The Marine Corps Ball
April 1, 2020
My blood pressure was about to spike. The youngest daughter had just told me she was going to the Marine Corps Ball. This was a successful and self-assured young woman, who could take care of herself very nicely. No matter. I was having flashbacks to a much different era, and the only time I'd ever been to a Marine Ball.
November 10, 1775 is the birthday of the United States Marine Corps. Initially called the Continental Marines, their birth place was "Tun Tavern" in Philadelphia. Appropriately the first Marines enlisted in a bar.
Even in the most remote locations, the Marines celebrate the anniversary, and when it's possible they have a formal ball. Marines claim to have fought in every place and clime where they could take a gun. Certainly, Adak Island is the most isolated and forbidding place they've ever served in.
About midway along the Aleutian chain, Adak became a U.S. Navy base during World War II. There was also an airfield there. Bomber sorties were launched from Adak against Japanese fortresses of Attu and Kiska.
By the time I visited, it was the "cold war" they were fighting on Adak. The base was used by Navy P-3s to track Russian submarines in the North Pacific and Bering Sea. Like many other naval installations and the streets in heaven's scenes, Adak was guarded by United States Marines.
There was no indigenous population on Adak. The natives had moved westward late in the 19th century. Surprisingly, military personnel stationed at Adak could bring their families. The base had a school, church, commissary, and theater. Peak population was about 6000 military and civilians, but only about 10 percent were females. It was a place not very conducive to having a formal ball, but in 1970 the Marine contingent on Adak was throwing one for their birthday party.
They needed a band and had to borrow one from Elmendorf AFB in Anchorage. I had just arrived there, was newly qualified in C-130s, and assigned to co-pilot on the flight that took the band to Adak. All the female military personnel stationed at Elmendorf and nearby Fort Richardson had received invitations to the ball. The ones who accepted would fly with the band. Late that morning we left for Adak with some of the ingredients for the party. The Marines were providing food, the traditional cake, and liquid refreshments.
Weather in the Aleutians can be very interesting. The warm water of the Pacific meets the cold of the Bearing Sea creating the strange phenomenon of high winds and fog. At Adak the ceiling and visibility were just above minimums that November 10.
Latest technology at the time included auto pilots that could fly "coupled" approaches.
Today's equipment can fly the airplane from A to B including takeoff and landing without input from the pilot. The Elmendorf Hercules were some of the oldest around and had none of that. On a good day the autopilot could maintain heading and altitude, but that was about it. The standard for low visibility landings was for the co-pilot to fly the procedure while the pilot looked for the runway. Two other people whose jobs have been eliminated by automation were the flight engineer and navigator. As the airplane neared the decision point the navigator would monitor altitude and position. The engineer watched the power and airspeed. The pilot concentrated on looking for visual clues and the co-pilot on flying the approach.

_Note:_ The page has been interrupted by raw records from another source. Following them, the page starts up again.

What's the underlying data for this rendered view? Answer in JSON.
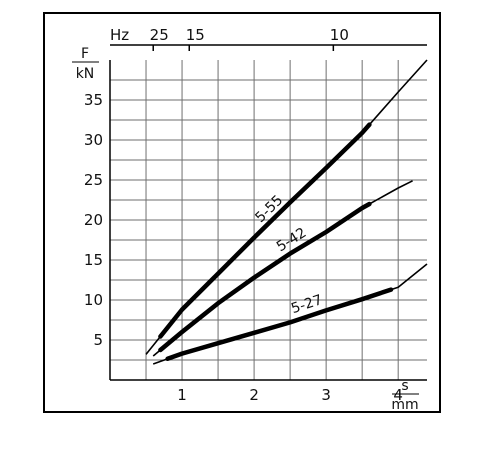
{
  "chart_data": {
    "type": "line",
    "title": "",
    "xlabel": {
      "top": "s",
      "bottom": "mm"
    },
    "ylabel": {
      "top": "F",
      "bottom": "kN"
    },
    "top_axis_label": "Hz",
    "xlim": [
      0,
      4.4
    ],
    "ylim": [
      0,
      40
    ],
    "grid": true,
    "x_ticks": [
      {
        "value": 1,
        "label": "1"
      },
      {
        "value": 2,
        "label": "2"
      },
      {
        "value": 3,
        "label": "3"
      },
      {
        "value": 4,
        "label": "4"
      }
    ],
    "y_ticks": [
      {
        "value": 5,
        "label": "5"
      },
      {
        "value": 10,
        "label": "10"
      },
      {
        "value": 15,
        "label": "15"
      },
      {
        "value": 20,
        "label": "20"
      },
      {
        "value": 25,
        "label": "25"
      },
      {
        "value": 30,
        "label": "30"
      },
      {
        "value": 35,
        "label": "35"
      }
    ],
    "top_ticks": [
      {
        "x": 0.6,
        "label": "25"
      },
      {
        "x": 1.1,
        "label": "15"
      },
      {
        "x": 3.1,
        "label": "10"
      }
    ],
    "series": [
      {
        "name": "5-55",
        "points": [
          [
            0.5,
            3.2
          ],
          [
            1.0,
            8.8
          ],
          [
            1.5,
            13.3
          ],
          [
            2.0,
            17.8
          ],
          [
            2.5,
            22.2
          ],
          [
            3.0,
            26.5
          ],
          [
            3.5,
            30.9
          ],
          [
            4.0,
            36.0
          ],
          [
            4.4,
            40.0
          ]
        ],
        "emphasis_range": [
          0.7,
          3.6
        ]
      },
      {
        "name": "5-42",
        "points": [
          [
            0.6,
            3.0
          ],
          [
            1.0,
            6.0
          ],
          [
            1.5,
            9.6
          ],
          [
            2.0,
            12.8
          ],
          [
            2.5,
            15.8
          ],
          [
            3.0,
            18.5
          ],
          [
            3.5,
            21.5
          ],
          [
            4.0,
            24.0
          ],
          [
            4.2,
            24.9
          ]
        ],
        "emphasis_range": [
          0.7,
          3.6
        ]
      },
      {
        "name": "5-27",
        "points": [
          [
            0.6,
            2.0
          ],
          [
            1.0,
            3.3
          ],
          [
            1.5,
            4.6
          ],
          [
            2.0,
            5.9
          ],
          [
            2.5,
            7.2
          ],
          [
            3.0,
            8.7
          ],
          [
            3.5,
            10.1
          ],
          [
            4.0,
            11.6
          ],
          [
            4.4,
            14.5
          ]
        ],
        "emphasis_range": [
          0.8,
          3.9
        ]
      }
    ]
  }
}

Ground Controlled Approach or GCA was used at most military bases in those days. The radar controller could see the aircraft's height and alignment, giving the pilot instructions to adjust heading for course or descent rate for glide path. Adak's GCA people were some of the best in the business. The P-3s flew every day in the Aleutian soup and depended on the Navy controllers to get them home.
I'd graduated from flight training six months earlier and rated myself the best pilot in Alaska since Bob Reeve. Naturally I wired the approach, even though it was the first time I'd flown a GCA with the weather at minimums. About 300 feet above the runway the other pilot took over and landed. We were at Adak, and the party was waiting.
At first the ball was all pomp and circumstance. The colors were presented, the national anthem played, and the Marine Hymn sung. After dinner the cake was cut in another ceremony. Believe it or not, how to cut the birthday cake is a chapter in the Marine drill manual. Then the party really got started.
All the Marines were males. Even with the guests we brought with, there were way more men than women. There was, however, plenty of alcohol and testosterone. That dangerous mixture resulted in few arguments about who got the next dance. Occasional offers were made to "step outside", but a couple tough sergeants with lots of hash stripes kept a semblance of order. As the night progressed the alcohol fog inside got almost as thick as the real fog outside. The next morning, we loaded up the passengers including some hung over Marines that were going on leave. Our flight to Elmendorf went off well, except a couple of the Marines were really hurting and made the loadmaster mad by missing the "sick sack." I got home in good order and thought it was a great time.
So that's why 40 years later my daughter's invitation to the Marine Ball put her old dad in a panic.
My apologies to the female gender of the human species and the United States Marines, both of which I hold in the highest esteem.